Cognitive training and noninvasive, painless brain stimulation can improve cognitive and brain functions

Updated on: Friday, May 17, 2013

Brain stimulation may improve your ability to manipulate numbers in your head, a new Oxford study has found. In the Cell Press journal Current Biology, scientists described a fast and painless way to do better at mental arithmetic.

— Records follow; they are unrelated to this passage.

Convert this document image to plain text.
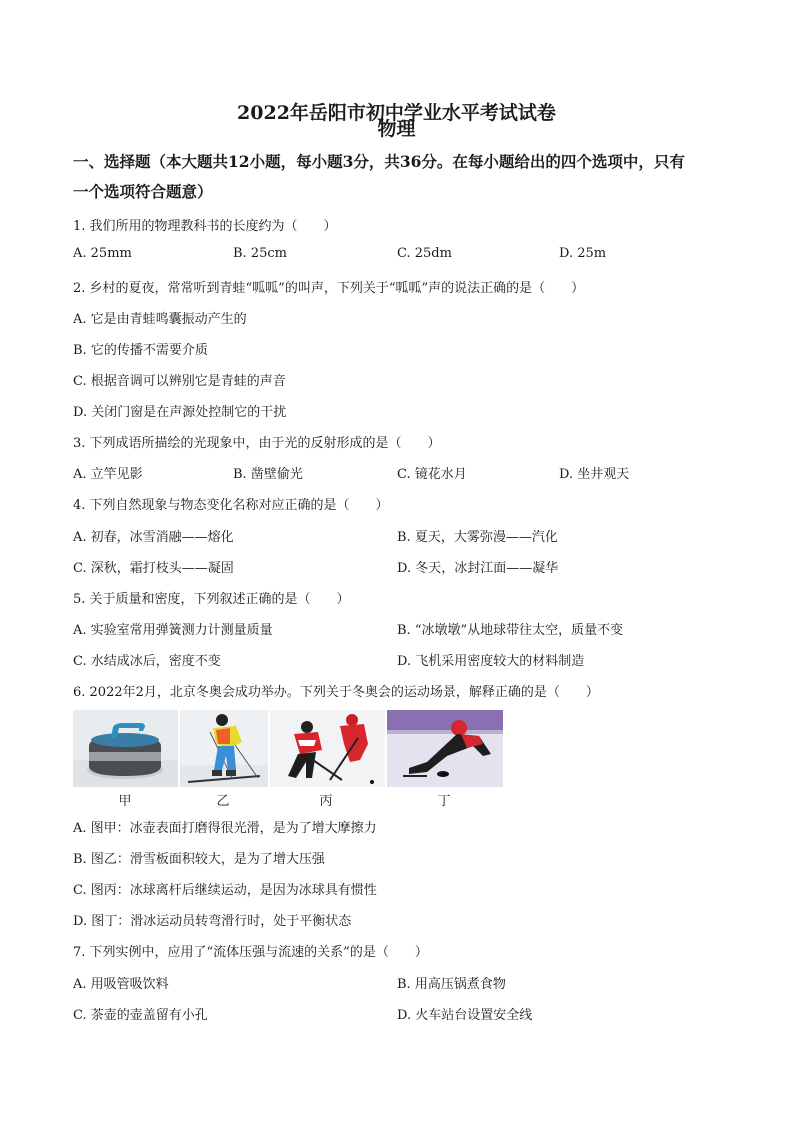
2022年岳阳市初中学业水平考试试卷
物理
一、选择题（本大题共12小题，每小题3分，共36分。在每小题给出的四个选项中，只有
一个选项符合题意）
1. 我们所用的物理教科书的长度约为（　　）
A. 25mm	B. 25cm	C. 25dm	D. 25m
2. 乡村的夏夜，常常听到青蛙“呱呱”的叫声，下列关于“呱呱”声的说法正确的是（　　）
A. 它是由青蛙鸣囊振动产生的
B. 它的传播不需要介质
C. 根据音调可以辨别它是青蛙的声音
D. 关闭门窗是在声源处控制它的干扰
3. 下列成语所描绘的光现象中，由于光的反射形成的是（　　）
A. 立竿见影	B. 凿壁偷光	C. 镜花水月	D. 坐井观天
4. 下列自然现象与物态变化名称对应正确的是（　　）
A. 初春，冰雪消融——熔化	B. 夏天，大雾弥漫——汽化
C. 深秋，霜打枝头——凝固	D. 冬天，冰封江面——凝华
5. 关于质量和密度，下列叙述正确的是（　　）
A. 实验室常用弹簧测力计测量质量	B. “冰墩墩”从地球带往太空，质量不变
C. 水结成冰后，密度不变	D. 飞机采用密度较大的材料制造
6. 2022年2月，北京冬奥会成功举办。下列关于冬奥会的运动场景，解释正确的是（　　）
甲	乙	丙	丁
A. 图甲：冰壶表面打磨得很光滑，是为了增大摩擦力
B. 图乙：滑雪板面积较大，是为了增大压强
C. 图丙：冰球离杆后继续运动，是因为冰球具有惯性
D. 图丁：滑冰运动员转弯滑行时，处于平衡状态
7. 下列实例中，应用了“流体压强与流速的关系”的是（　　）
A. 用吸管吸饮料	B. 用高压锅煮食物
C. 茶壶的壶盖留有小孔	D. 火车站台设置安全线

"With just five days of cognitive training and noninvasive, painless brain stimulation, we were able to bring about long-lasting improvements in cognitive and brain functions," said Roi Cohen Kadosh of the University of Oxford.
 
The improvements held for a period of six months after training. Researchers are not sure how exactly this relatively new method of stimulation, called transcranial random noise stimulation (TRNS), works.
 
However, they said the evidence suggests that it allows the brain to work more efficiently by making neurons fire more synchronously.
 
Cohen Kadosh and his colleagues had shown previously that another form of brain stimulation could make people better at learning and processing new numbers. But, he said, TRNS is even less perceptible to those receiving it.
 
TRNS also has the potential to help even more people. That's because it has been shown to improve mental arithmetic - the ability to add, subtract, or multiply a string of numbers in your head, for example - not just new number learning.
 
Ultimately, Cohen Kadosh said, with better integration of neuroscience and education, this line of study could really help humans reach our cognitive potential in math and beyond.
 
It might also be of particular help to those suffering with neurodegenerative illness, stroke, or learning difficulties.
 
"Maths is a highly complex cognitive faculty that is based on a myriad of different abilities. If we can enhance mathematics, therefore, there is a good chance that we will be able to enhance simpler cognitive functions," Cohen Kadosh said.